Some benefits by doing that is
- less cpu overhead when loading the file at game start up, so the games starts quicker.
- Some GPUso does not natively support rgb 24bit format, which would force the driver to internally convert it to rgba 32bit. This adds more time to the loading stage and temporary memory usage.
Now when you got the data in a texture object, you do want to minimize texture sampling as it means alot of gpu operations and memory accesses depending on filtering mode.
I would recommend to have 2 textures with 2 layers each since there's issues if you do add all of them to the same one is potential artifacts when you sample with bilinear or mipmapped as it may include neighbour pixels close to edge where one texture layer ends and the second begins, or if you decided to have mipmaps generated.
As an extra improvement I would recommend not having raw rgba 32bit data in the Ktx, but actually compressing it into a dxt or pvrtc format. This would use much less memory which means faster loading times and less memory transfers for the gpu, as memory bandwidth is limited.
Of course, adding the compressor to the post process tool is slightly more complex.
Do note that compressed textures do loose a bit of the quality depending on algorithm and implementation.
Silly question but are you sure you are sampler limited? It just seems to me that, with your "two 2-way textures" you are potentially pulling in a lot of texture data, and you might instead be bandwidth limited.
What if you were to use 3 textures [ BaseRGB, NormalRBG, and combined Emission+Specular] and use PVRTC compression? Depending on the detail, you might even be able to use 2bpp (rather than 4bpp) for the BaseRGB and/or Emission+Specular.
For the Normals I'd probably stick to 4bpp. Further, if you can afford the shader instructions, only store the R&G channels (putting 0 in the blue channel) and re-derive the blue channel with a bit of maths. This should give better quality.
I've got a question regarding ComputeShader compared to PixelShader.
I want to do some processing on a buffer, and this is possible both with a pixel shader and a compute shader, and now I wonder if there is any advantage in either over the other one, specifically when it comes to speed. I've had issues with either getting to use just 8 bit values, but I should be able to work-around that.
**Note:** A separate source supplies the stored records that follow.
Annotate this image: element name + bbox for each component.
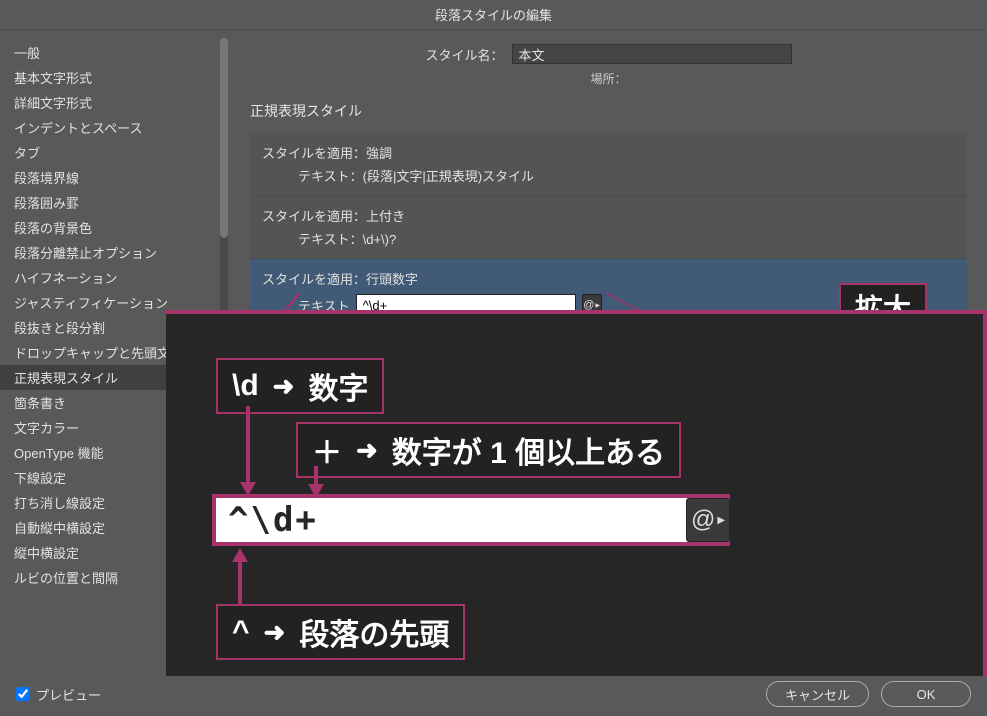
ok-button[interactable]: OK xyxy=(881,681,971,707)
sidebar-item[interactable]: 段落境界線 xyxy=(0,165,230,190)
annotation-overlay: \d ➜ 数字 ＋ ➜ 数字が 1 個以上ある ^\d+ @▶ ^ ➜ 段落の先… xyxy=(166,310,987,676)
sidebar-item[interactable]: 段落囲み罫 xyxy=(0,190,230,215)
regex-input-value: ^\d+ xyxy=(228,500,318,540)
rule-apply-line: スタイルを適用：強調 xyxy=(262,141,955,164)
sidebar-item[interactable]: 段落の背景色 xyxy=(0,215,230,240)
special-chars-button-enlarged[interactable]: @▶ xyxy=(686,498,730,542)
sidebar-item[interactable]: タブ xyxy=(0,140,230,165)
annotation-plus: ＋ ➜ 数字が 1 個以上ある xyxy=(296,422,681,478)
preview-checkbox-label: プレビュー xyxy=(36,685,101,704)
sidebar-item[interactable]: ハイフネーション xyxy=(0,265,230,290)
grep-style-rule[interactable]: スタイルを適用：強調テキスト：(段落|文字|正規表現)スタイル xyxy=(250,133,967,196)
arrow-right-icon: ➜ xyxy=(273,371,295,402)
section-title: 正規表現スタイル xyxy=(250,101,967,121)
rule-apply-line: スタイルを適用：上付き xyxy=(262,204,955,227)
sidebar-item[interactable]: 一般 xyxy=(0,40,230,65)
zoom-connector-right xyxy=(604,293,987,313)
sidebar-item[interactable]: 段落分離禁止オプション xyxy=(0,240,230,265)
location-label: 場所： xyxy=(250,70,967,87)
regex-input-enlarged[interactable]: ^\d+ xyxy=(212,494,730,546)
sidebar-item[interactable]: インデントとスペース xyxy=(0,115,230,140)
arrow-right-icon: ➜ xyxy=(356,435,378,466)
arrow-right-icon: ➜ xyxy=(264,617,286,648)
style-name-input[interactable] xyxy=(512,44,792,64)
sidebar-item[interactable]: 詳細文字形式 xyxy=(0,90,230,115)
arrow-down-icon xyxy=(238,406,258,496)
sidebar-item[interactable]: 基本文字形式 xyxy=(0,65,230,90)
arrow-up-icon xyxy=(230,548,250,606)
scrollbar-thumb[interactable] xyxy=(220,38,228,238)
style-name-label: スタイル名： xyxy=(425,45,503,64)
annotation-caret: ^ ➜ 段落の先頭 xyxy=(216,604,465,660)
rule-text-line: テキスト：(段落|文字|正規表現)スタイル xyxy=(262,164,955,187)
preview-checkbox-input[interactable] xyxy=(16,687,30,701)
preview-checkbox[interactable]: プレビュー xyxy=(16,685,101,704)
cancel-button[interactable]: キャンセル xyxy=(766,681,869,707)
dialog-footer: プレビュー キャンセル OK xyxy=(0,672,987,716)
zoom-connector-left xyxy=(167,293,301,313)
dialog-title: 段落スタイルの編集 xyxy=(0,0,987,30)
arrow-down-icon xyxy=(306,466,326,498)
rule-text-line: テキスト：\d+\)? xyxy=(262,227,955,250)
grep-style-rule[interactable]: スタイルを適用：上付きテキスト：\d+\)? xyxy=(250,196,967,259)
Every data point in the output will be calculated from using in total 8 data points surrounding it (MxN matrix), so I'd think this would be perfect for a pixel shader, since the different outputs don't influence each other at all.
But I was unable to find any benchmarkings to compare the shaders, and now I wonder which one I should aim for. Only target is the speed.
From what i understand, shaders are shaders in the sense that they are just programs run by alot of threads on data. Therefore, in general there should not be any diffrence in terms of computing power/speed doing calculations in the pixel shader as opposed to the compute shader. However..
To do calculations on the pixelshader you have to massage your data so that it looks like image data, this means you have to draw a quad first of all, but also that your output must have the 'shape' of a pixel (float4 basically). This data must then be interpreted by you app into something useful
if you're using the computeshader you can completly control the number of threads to use where as for pixel shaders they have to be valid resolutions. Also you can input and output data in any format you like and take advantage of accelerated conversion using UAVs (i think)
i'd recommend using computeshaders since they are ment for doing general purpose computation and are alot easier to work with. Your over all application will probably be faster too, even if the actual shader computation time is about the same, just because you can avoid some of the hoops you have to jump through just through to get pixel shaders to do what you want.